Aggravation du changement climatique

{{Sur les productions énergétiques}}

• La consommation mondiale d’énergie ne cesse de croître au taux moyen de 2 % par an : 9 Gtep1 en 1990, 13,5 Gtep aujourd’hui, et 20 Gtep prévus en 2050. Ceci est dû au rapide développement économique des pays émergents et à l’amélioration relative de leur niveau de vie, ainsi qu’à la croissance de la population mondiale au taux moyen de 1 % par an : 6 milliards en 1990, 7,2 milliards aujourd’hui et 9 milliards prévus pour 2050. Les 90 % de cette consommation sont assurés par des énergies fossiles.

• Les réserves de charbon sont quasi illimitées et sa consommation augmente régulièrement : elle est de 4 gigatonnes par an actuellement. Elle est devenue la première source d’énergie dans le mix mondial. La Chine met en service une nouvelle centrale chaque semaine (350 sont en construction), les Indiens développent aussi très largement cette filière, les Allemands ont prévu de substituer à leurs centrales nucléaires des centrales à lignite très polluantes et toute l’Europe de l’Est fonctionne largement au charbon. En plus des quantités importantes de CO2 dégagées par la combustion, son extraction libère du méthane.

•?Contrairement à ce qui était annoncé il y a quelques années par certains prévisionnistes les réserves d’hydrocarbures ne baissent pas : nombreuses découvertes d’huile et de gaz et conventionnels au Brésil et au Moyen-Orient, en off-shore profond, bientôt en Arctique, entre autres, exploitation des sables bitumineux de l’Athabasca au Canada, et des huiles lourdes au Venezuela.

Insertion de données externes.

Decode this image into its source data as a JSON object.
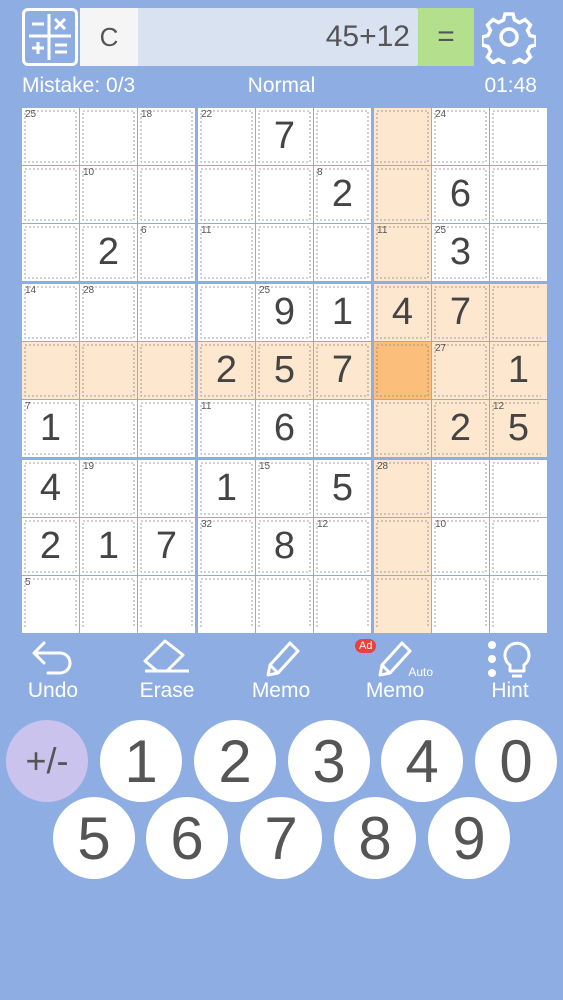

Et l’exploration et l’exploitation des gaz et huiles des roches-mères apportent un surcroît substantiel de production au point que les Etats-Unis deviennent autosuffisants et abandonnent le développement des énergies renouvelables?; le prix du gaz aux Etats-Unis a été divisé par trois, ce qui permet à certaines entreprises de relocaliser leurs productions. La Chine, la Russie et d’autre pays se lancent dans la recherche de cette nouvelle ressource en dépit des dégâts environnementaux qu’elle génère en surface et dans le sous-sol, du moins avec les techniques actuelles de production. Les Japonais de leur côté commencent même à s’intéresser aux hydrates de méthane. Et, à mesure que le prix de l’énergie augmentera, de nouvelles réserves d’hydrocarbures pourront être mises en production.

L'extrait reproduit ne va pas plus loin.